The latest revision to the Waja as scooped earlier this week is the new Proton Waja Campro 1.6 Premium (CPS) as it is officially called, and these are the official details.
Let’s have a look at the equipment level first before we get to the juicy CPS stuff. The Waja Campro 1.6 Premium (CPS) comes with either a 5-speed manual gearbox or a 4-speed auto. It has electrically foldable remote wing mirrors, front seats with three-way adjustable headrests (up, down and tilt), leather seats all around, a gated automatic shifter for the automatic transmission model, new center panel switches, a keyless trunk remote system, ABS brakes, dual SRS airbags, fog lamps, twin tailpipes and projector Xenon headlamps with automatic headlamp levelling.
Perhaps the most interesting update to this Premium CPS Waja is like its namesake, the Campro CPS engine. This engine has been eagerly awaited by many, as the current Campro has often been referred to the “Campro without Campro” – there was no cam profile switching involved. With the new S4PH Campro CPS, there is.
This is how the new Proton Campro CPS works. The CPS system integrated both cam profile switching (CPS) and a variable intake manifold (VIM). VIM switches between a long intake manifold at low RPMs and a short intake manifold at higher RPMs. According to Proton, a longer intake manifold is used at low RPMs to achieve slower air flow; this promotes better mixing with fuel. The short intake manifold allows more air in faster. This is beneficial at high RPMs. This seems to be slightly different compared to the usual VIM system where intake manifold width is also varied to control air velocity, and velocity tries to be maximised, but the idea behind the CPS VIM seems to be not wanting the air to go in as fast as possible at low revs to promote air-fuel mixture? Whatever it is, it seems to work, as the VIM does not stand alone but works with all the other engine systems together over different RPMs.
The CPS system uses a switching tappet and a trilobe camshaft to switch between two different cam profiles. One cam profile provides low valve lift, while the other cam profile has a high valve lift. The low valve lift cam profile is used at engine speeds of under 3,800rpm to maintain idling smoothness and ensure lower emissions, while the high lift cam profile is used when the engine is spinning more than 3,800rpm to improve peak horsepower and torque.
Using this two performance-improving systems, Campro CPS engine basically runs in three modes at any one time:
|0 to 3,800rpm||Low Lift||Long Runner|
|3,800rpm to 4,800rpm||High Lift||Long Runner|
|Above 4,800rpm||High Lift||Short Runner|
The result is 125 horsepower (93kW) at 6,500rpm and 150Nm of torque at 4,500rpm compared to the non-CPS Campro’s 110 horsepower (82kW) at 6,000rpm and 148Nm of torque at 4,000rpm.
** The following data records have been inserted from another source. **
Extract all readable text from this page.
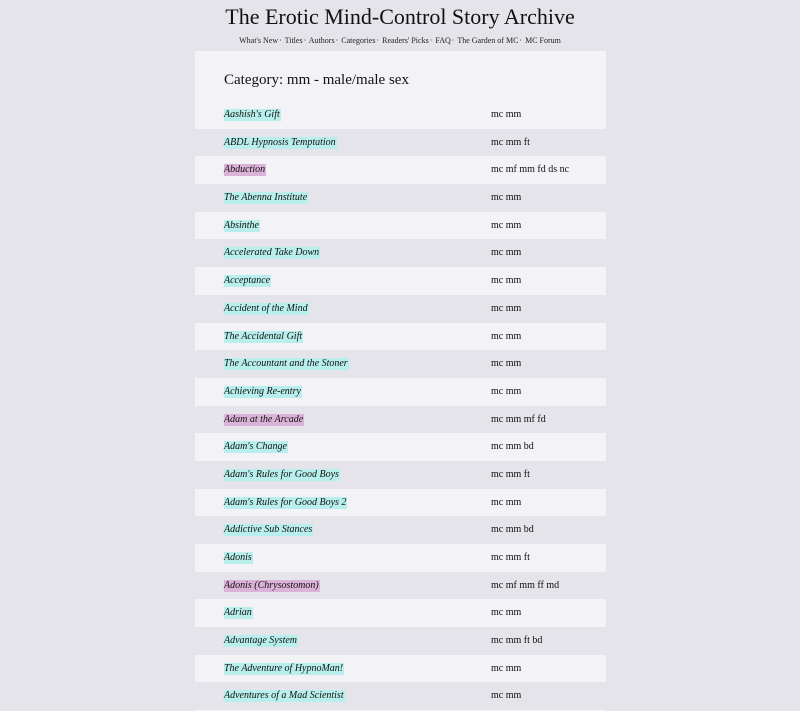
The Erotic Mind-Control Story Archive
What's New· Titles· Authors· Categories· Readers' Picks· FAQ· The Garden of MC· MC Forum
Category: mm - male/male sex
Aashish's Gift	mc mm
ABDL Hypnosis Temptation	mc mm ft
Abduction	mc mf mm fd ds nc
The Abenna Institute	mc mm
Absinthe	mc mm
Accelerated Take Down	mc mm
Acceptance	mc mm
Accident of the Mind	mc mm
The Accidental Gift	mc mm
The Accountant and the Stoner	mc mm
Achieving Re-entry	mc mm
Adam at the Arcade	mc mm mf fd
Adam's Change	mc mm bd
Adam's Rules for Good Boys	mc mm ft
Adam's Rules for Good Boys 2	mc mm
Addictive Sub Stances	mc mm bd
Adonis	mc mm ft
Adonis (Chrysostomon)	mc mf mm ff md
Adrian	mc mm
Advantage System	mc mm ft bd
The Adventure of HypnoMan!	mc mm
Adventures of a Mad Scientist	mc mm
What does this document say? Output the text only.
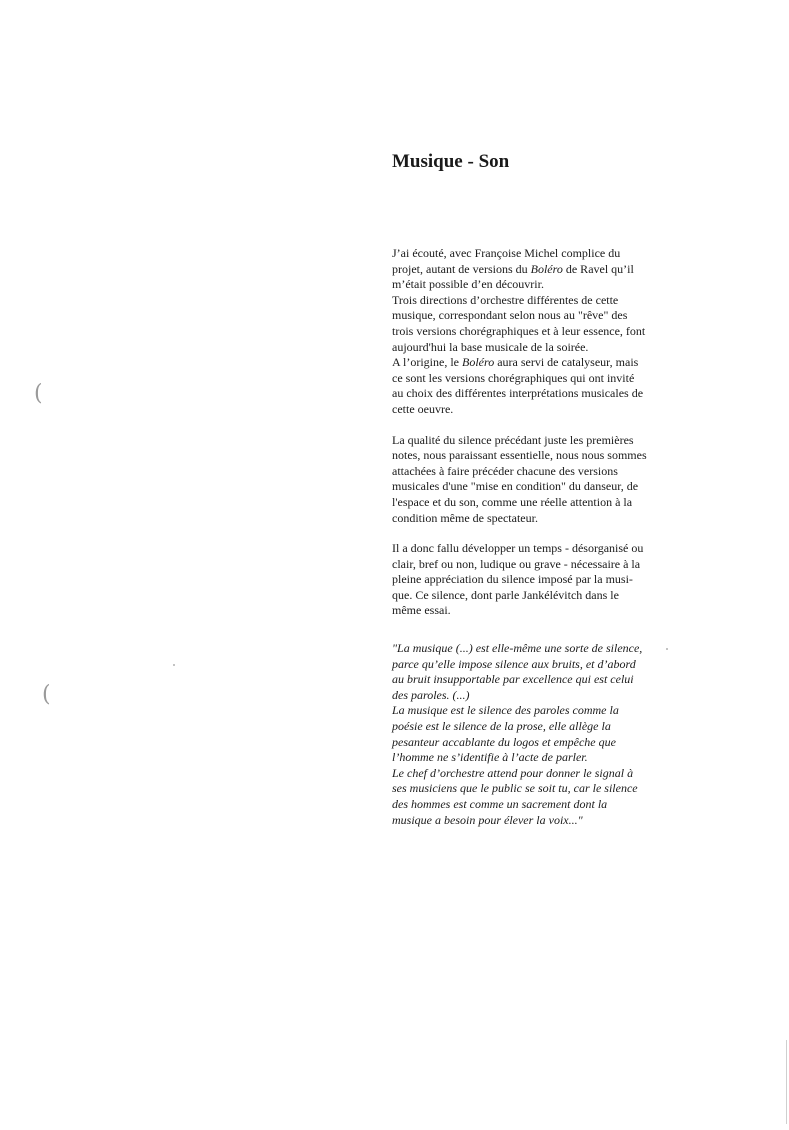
Musique - Son

J’ai écouté, avec Françoise Michel complice du
projet, autant de versions du Boléro de Ravel qu’il
m’était possible d’en découvrir.
Trois directions d’orchestre différentes de cette
musique, correspondant selon nous au "rêve" des
trois versions chorégraphiques et à leur essence, font
aujourd'hui la base musicale de la soirée.
A l’origine, le Boléro aura servi de catalyseur, mais
ce sont les versions chorégraphiques qui ont invité
au choix des différentes interprétations musicales de
cette oeuvre.

La qualité du silence précédant juste les premières
notes, nous paraissant essentielle, nous nous sommes
attachées à faire précéder chacune des versions
musicales d'une "mise en condition" du danseur, de
l'espace et du son, comme une réelle attention à la
condition même de spectateur.

Il a donc fallu développer un temps - désorganisé ou
clair, bref ou non, ludique ou grave - nécessaire à la
pleine appréciation du silence imposé par la musi-
que. Ce silence, dont parle Jankélévitch dans le
même essai.

"La musique (...) est elle-même une sorte de silence,
parce qu’elle impose silence aux bruits, et d’abord
au bruit insupportable par excellence qui est celui
des paroles. (...)
La musique est le silence des paroles comme la
poésie est le silence de la prose, elle allège la
pesanteur accablante du logos et empêche que
l’homme ne s’identifie à l’acte de parler.
Le chef d’orchestre attend pour donner le signal à
ses musiciens que le public se soit tu, car le silence
des hommes est comme un sacrement dont la
musique a besoin pour élever la voix..."
(
(
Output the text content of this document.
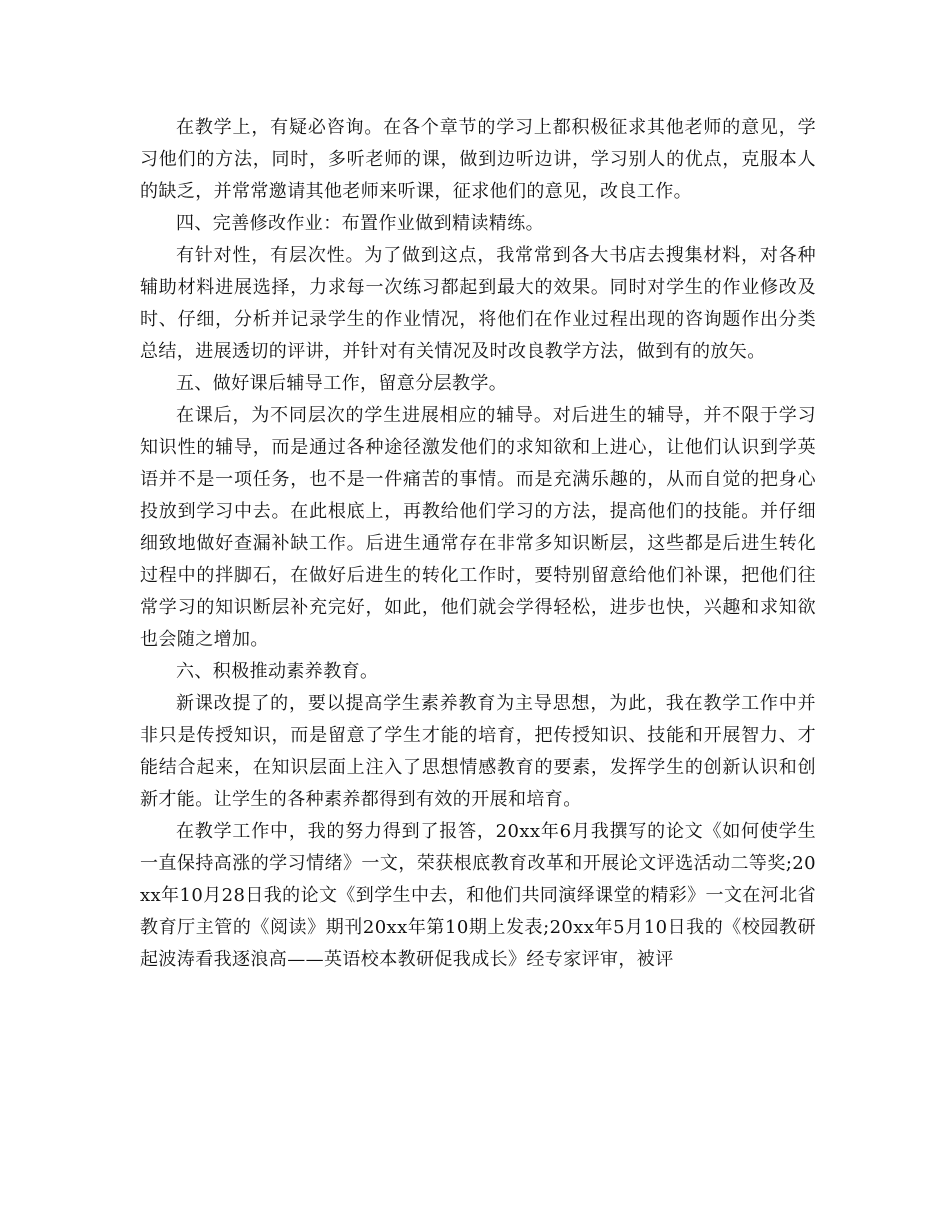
在教学上，有疑必咨询。在各个章节的学习上都积极征求其他老师的意见，学习他们的方法，同时，多听老师的课，做到边听边讲，学习别人的优点，克服本人的缺乏，并常常邀请其他老师来听课，征求他们的意见，改良工作。

四、完善修改作业：布置作业做到精读精练。

有针对性，有层次性。为了做到这点，我常常到各大书店去搜集材料，对各种辅助材料进展选择，力求每一次练习都起到最大的效果。同时对学生的作业修改及时、仔细，分析并记录学生的作业情况，将他们在作业过程出现的咨询题作出分类总结，进展透切的评讲，并针对有关情况及时改良教学方法，做到有的放矢。

五、做好课后辅导工作，留意分层教学。

在课后，为不同层次的学生进展相应的辅导。对后进生的辅导，并不限于学习知识性的辅导，而是通过各种途径激发他们的求知欲和上进心，让他们认识到学英语并不是一项任务，也不是一件痛苦的事情。而是充满乐趣的，从而自觉的把身心投放到学习中去。在此根底上，再教给他们学习的方法，提高他们的技能。并仔细细致地做好查漏补缺工作。后进生通常存在非常多知识断层，这些都是后进生转化过程中的拌脚石，在做好后进生的转化工作时，要特别留意给他们补课，把他们往常学习的知识断层补充完好，如此，他们就会学得轻松，进步也快，兴趣和求知欲也会随之增加。

六、积极推动素养教育。

新课改提了的，要以提高学生素养教育为主导思想，为此，我在教学工作中并非只是传授知识，而是留意了学生才能的培育，把传授知识、技能和开展智力、才能结合起来，在知识层面上注入了思想情感教育的要素，发挥学生的创新认识和创新才能。让学生的各种素养都得到有效的开展和培育。

在教学工作中，我的努力得到了报答，20xx年6月我撰写的论文《如何使学生一直保持高涨的学习情绪》一文，荣获根底教育改革和开展论文评选活动二等奖;20xx年10月28日我的论文《到学生中去，和他们共同演绎课堂的精彩》一文在河北省教育厅主管的《阅读》期刊20xx年第10期上发表;20xx年5月10日我的《校园教研起波涛看我逐浪高——英语校本教研促我成长》经专家评审，被评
Engine displacement is 1,597cc, bore and stroke is 76mm x 88mm and the compression ratio is 10.0:1. To handle the higher power and torque output, the Campro CPS engine has an additional oil cooler.
I drove the car earlier this week but did not really go very far, only got up to 2nd gear on the manual tranmission and did not even rev up to the redline – whatever short impression I had was quite good indeed. I am quite eager to test drive the new CPS-equipped Proton Waja and cannot wait to bring you my findings.
The new Proton Waja Campro 1.6 Premium (CPS) is priced at RM61,888 for the manual transmission version, while the one with the automatic transmission is priced at RM64,888. It comes in six colours: bronze garnet, blue agate, iridescent white, twilight blue, metal gray and burgundy. Standard warranty is 2 years, but it also comes with an Extended Warranty Program, extending total warranty to 5 years.
Let’s hope that after this we will be able to see a new Waja – the Saga was the first Proton and the Waja was the first non-Mitsubishi-based Proton. We don’t want to see a similiar product lifecycle with the Saga do we?